The harness does not assume confidence comes from softmax. It accepts any number in [0, 1] per prediction. For multiple-choice tasks the natural confidence is softmax over option log-likelihoods. For free-text the natural confidence is the model's self-reported probability or the exponential of the average log-likelihood. The eval just consumes the number. Where it comes from is the adapter's job.

Edge cases

All predictions wrong: ECE is the average confidence, Brier is high, perplexity is whatever the model thinks of the text.
All predictions correct with high confidence: ECE near zero, Brier near zero.
Perfectly uncertain predictor at p=0.5: ECE is 0.5 minus accuracy, Brier is 0.25 minus a correction term.
Empty input: ECE, Brier, and reliability return 0.0 (or zero-filled arrays). Perplexity returns NaN for the zero-token case. None of these paths emit a warning; the runner inspects the values and decides whether to report or skip.

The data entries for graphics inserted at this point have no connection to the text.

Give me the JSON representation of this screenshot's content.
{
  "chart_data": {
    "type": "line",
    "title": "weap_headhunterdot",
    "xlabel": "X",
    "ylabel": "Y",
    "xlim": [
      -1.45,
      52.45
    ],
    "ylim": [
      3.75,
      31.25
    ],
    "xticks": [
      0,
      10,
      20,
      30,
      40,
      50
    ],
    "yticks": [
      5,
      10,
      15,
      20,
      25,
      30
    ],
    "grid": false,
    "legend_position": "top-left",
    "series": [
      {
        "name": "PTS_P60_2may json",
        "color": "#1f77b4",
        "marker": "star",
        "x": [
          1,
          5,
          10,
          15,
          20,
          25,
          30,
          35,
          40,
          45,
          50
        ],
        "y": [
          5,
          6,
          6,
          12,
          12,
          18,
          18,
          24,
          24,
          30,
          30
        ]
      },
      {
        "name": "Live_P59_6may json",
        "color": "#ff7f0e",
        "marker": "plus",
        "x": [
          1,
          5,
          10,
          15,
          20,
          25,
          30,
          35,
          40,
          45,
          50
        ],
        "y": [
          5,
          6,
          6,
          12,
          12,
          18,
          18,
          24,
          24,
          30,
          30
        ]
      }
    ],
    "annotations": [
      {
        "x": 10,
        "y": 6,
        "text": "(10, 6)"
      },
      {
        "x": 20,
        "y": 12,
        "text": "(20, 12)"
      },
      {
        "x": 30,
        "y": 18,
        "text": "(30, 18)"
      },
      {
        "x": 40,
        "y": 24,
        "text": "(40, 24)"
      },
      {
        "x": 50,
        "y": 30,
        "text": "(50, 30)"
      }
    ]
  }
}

These cases are baked into the tests. A real model on a real benchmark will not hit them, but a buggy adapter or a tiny sample will, and the runner should not crash.

Dispatch

Calibration is not a per-task metric like F1. It is a per-model report. The runner accumulates (confidence, correct) pairs across the entire eval and computes ECE, Brier, and reliability data once. Perplexity is computed over a held-out text corpus, separate from the task-by-task scoring.

The interface is:

report = CalibrationReport.from_predictions(confidences, correct)
report.ece          # float
report.brier        # float
report.reliability  # tuple of three numpy arrays
report.populated_bins  # int

PerplexityResult.from_token_nll(neg_log_probs, token_counts) returns the perplexity and the average negative log-likelihood per token.

What this lesson does not do

It does not call a model. It does not implement softmax. It does not estimate confidence from output tokens; that is the adapter's job. It does not do temperature scaling or Platt scaling; those are post-hoc fixes that live in a different lesson. The point of this lesson is to make the three numbers (perplexity, ECE, Brier) trustworthy and reproducible.

How to read the code

main.py defines perplexity, expected_calibration_error, brier_score, reliability_diagram, and the CalibrationReport / PerplexityResult dataclasses. The demo runs on synthetic predictions where the ground truth is known: a well-calibrated model, an overconfident one, and an underconfident one. The tests in code/tests/test_calibration.py pin every edge case plus reference values for the synthetic predictors.

Read main.py top to bottom. The function ordering goes scalar to vector to report. Each function has a short docstring with the math and the contract.

Going further

Calibration is the most ignored axis in published eval. Most leaderboards report a single accuracy number and call it done. A model that wins on accuracy and loses on Brier is a worse production deployment than a model that scores a few points lower on accuracy but reliably reports its uncertainty. Once you have the calibration plumbing in place, add temperature scaling on a held-out validation slice, recompute ECE, and watch the gap shrink. That is a separate lesson, but the floor lives here.